The National Sporting Goods Association (NSGA) applauded the United States Supreme Court’s decision that will permit states to require out-of-state internet sellers to collect and remit the sales taxes that are due.
In a 5-4 ruling in South Dakota v. Wayfair, the court overturned a 1992 court precedent barring states from requiring businesses that have no physical presence in the state to collect their sales taxes.
Delivering the opinion of the court, Justice Anthony Kennedy said the physical presence rule in that previous case, Quill Corp. v. North Dakota, is unsound and incorrect.
“Between targeted advertising and instant access to most consumers via any internet-enabled device, ‘a business may be present in a state in a meaningful way without’ that presence ‘being physical in the traditional sense of the term,’” he said.
NSGA President & CEO Matt Carlson praised the court for its ruling.
“This decision benefits brick-and-mortar retailers who have been collecting sales taxes,” Carlson said. “It removes the unfair price advantage that many remote internet sellers have by not collecting the state sales taxes that are due.”
South Dakota’s 2016 law, which the court upheld, requires out-of-state online sellers to collect the state’s sales taxes if the companies have more than $100,000 in annual sales of products to South Dakota residents or more than 200 separate transactions for the delivery of goods and services to state residents.

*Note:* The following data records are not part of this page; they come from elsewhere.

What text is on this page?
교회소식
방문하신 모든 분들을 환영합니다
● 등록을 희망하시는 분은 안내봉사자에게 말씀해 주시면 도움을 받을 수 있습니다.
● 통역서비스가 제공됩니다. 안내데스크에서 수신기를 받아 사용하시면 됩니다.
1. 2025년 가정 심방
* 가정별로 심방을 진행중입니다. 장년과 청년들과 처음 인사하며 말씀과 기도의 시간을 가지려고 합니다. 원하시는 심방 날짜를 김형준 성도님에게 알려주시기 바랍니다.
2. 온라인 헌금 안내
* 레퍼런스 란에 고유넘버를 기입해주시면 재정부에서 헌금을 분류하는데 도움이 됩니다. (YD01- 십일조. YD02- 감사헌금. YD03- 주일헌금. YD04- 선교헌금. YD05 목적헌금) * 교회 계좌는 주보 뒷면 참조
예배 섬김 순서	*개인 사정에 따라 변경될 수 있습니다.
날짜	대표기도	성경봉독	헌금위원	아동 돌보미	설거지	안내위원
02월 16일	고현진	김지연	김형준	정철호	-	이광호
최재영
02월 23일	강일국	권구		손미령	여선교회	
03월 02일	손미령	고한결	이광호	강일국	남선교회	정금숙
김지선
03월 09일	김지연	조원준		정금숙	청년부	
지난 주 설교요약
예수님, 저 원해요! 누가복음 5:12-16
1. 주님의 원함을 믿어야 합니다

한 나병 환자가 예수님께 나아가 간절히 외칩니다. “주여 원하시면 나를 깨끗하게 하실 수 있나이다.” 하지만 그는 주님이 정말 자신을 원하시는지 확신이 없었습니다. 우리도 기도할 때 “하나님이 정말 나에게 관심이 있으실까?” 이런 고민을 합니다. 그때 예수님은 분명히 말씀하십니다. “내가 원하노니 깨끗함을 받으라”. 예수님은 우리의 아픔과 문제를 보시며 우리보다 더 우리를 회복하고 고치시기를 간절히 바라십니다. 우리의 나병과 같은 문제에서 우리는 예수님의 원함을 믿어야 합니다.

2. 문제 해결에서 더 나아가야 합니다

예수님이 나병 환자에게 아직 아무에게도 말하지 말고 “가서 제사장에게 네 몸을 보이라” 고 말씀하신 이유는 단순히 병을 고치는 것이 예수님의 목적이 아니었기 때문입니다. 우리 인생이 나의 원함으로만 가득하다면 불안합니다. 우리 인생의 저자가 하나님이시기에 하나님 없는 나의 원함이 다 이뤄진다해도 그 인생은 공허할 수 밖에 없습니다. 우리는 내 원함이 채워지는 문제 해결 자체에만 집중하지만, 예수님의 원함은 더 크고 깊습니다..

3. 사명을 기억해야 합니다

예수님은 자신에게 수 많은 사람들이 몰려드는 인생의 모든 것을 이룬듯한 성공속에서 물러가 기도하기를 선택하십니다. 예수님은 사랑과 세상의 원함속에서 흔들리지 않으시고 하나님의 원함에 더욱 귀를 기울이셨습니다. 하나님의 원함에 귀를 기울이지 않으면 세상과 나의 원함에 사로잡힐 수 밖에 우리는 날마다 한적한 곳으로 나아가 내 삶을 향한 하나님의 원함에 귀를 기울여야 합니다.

NSGA has argued for fundamental fairness for more than a decade and would like to thank the more than 230 other organizations comprising the Marketplace Fairness Coalition, who helped advance this cause. In addition, appreciation is extended to NSGA members who lobbied to advance this issue and Senators Dick Durbin (D-IL) and Mike Enzi (R-WY), along with all supporters who either voted in favor of sales tax fairness or co-sponsored legislative remedies.